Hedonic pricing model - log-linear model Hedonic pricing model often uses log-linear model because of convienent interpretation.
logmodel <- lm(log(price)~ sqft+bedrooms+bathrooms+foreclosure, zillow_df)
summary(logmodel)
##
## Call:
## lm(formula = log(price) ~ sqft + bedrooms + bathrooms + foreclosure,
## data = zillow_df)
##
## Residuals:
## Min 1Q Median 3Q Max
## -0.6174 -0.1088 -0.0107 0.1129 0.8478
##
## Coefficients:
## Estimate Std. Error t value Pr(>|t|)
## (Intercept) 11.9491804 0.0656519 182.008 < 2e-16 ***
## sqft 0.0001612 0.0000129 12.504 < 2e-16 ***
## bedrooms 0.0128394 0.0199012 0.645 0.519
## bathrooms 0.0995622 0.0172161 5.783 2.46e-08 ***
## foreclosure -0.1676608 0.0350724 -4.780 3.18e-06 ***
## ---
## Signif. codes: 0 '***' 0.001 '**' 0.01 '*' 0.05 '.' 0.1 ' ' 1
##
## Residual standard error: 0.2014 on 223 degrees of freedom
## (1 observation deleted due to missingness)

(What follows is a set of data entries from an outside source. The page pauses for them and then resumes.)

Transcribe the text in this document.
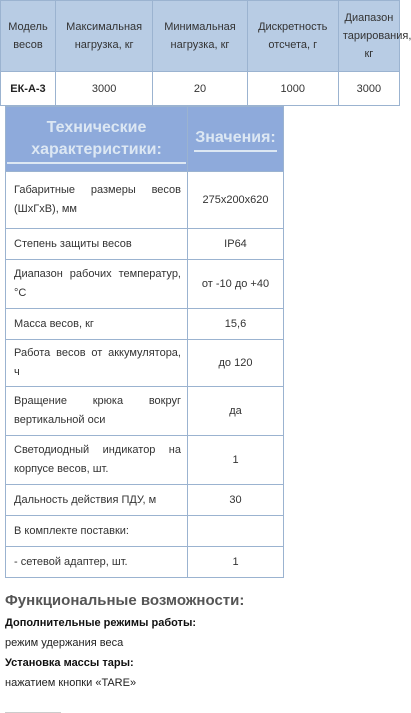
Модель весов	Максимальная нагрузка, кг	Минимальная нагрузка, кг	Дискретность отсчета, г	Диапазон тарирования, кг
ЕК-А-3	3000	20	1000	3000
Технические характеристики:	Значения:
Габаритные размеры весов (ШхГхВ), мм	275x200x620
Степень защиты весов	IP64
Диапазон рабочих температур, °С	от -10 до +40
Масса весов, кг	15,6
Работа весов от аккумулятора, ч	до 120
Вращение крюка вокруг вертикальной оси	да
Светодиодный индикатор на корпусе весов, шт.	1
Дальность действия ПДУ, м	30
В комплекте поставки:	
- сетевой адаптер, шт.	1
Функциональные возможности:
Дополнительные режимы работы:
режим удержания веса
Установка массы тары:
нажатием кнопки «TARE»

## Multiple R-squared: 0.9108, Adjusted R-squared: 0.9092
## F-statistic: 569.2 on 4 and 223 DF, p-value: < 2.2e-16
logmodel$coefficients
## (Intercept) sqft bedrooms bathrooms foreclosure
## 11.9491804021 0.0001612462 0.0128394036 0.0995621896 -0.1676608233
R-squared for log-linear model is 91.1% which is much better than linear model. It is because “price” variable becomes normal with transformation.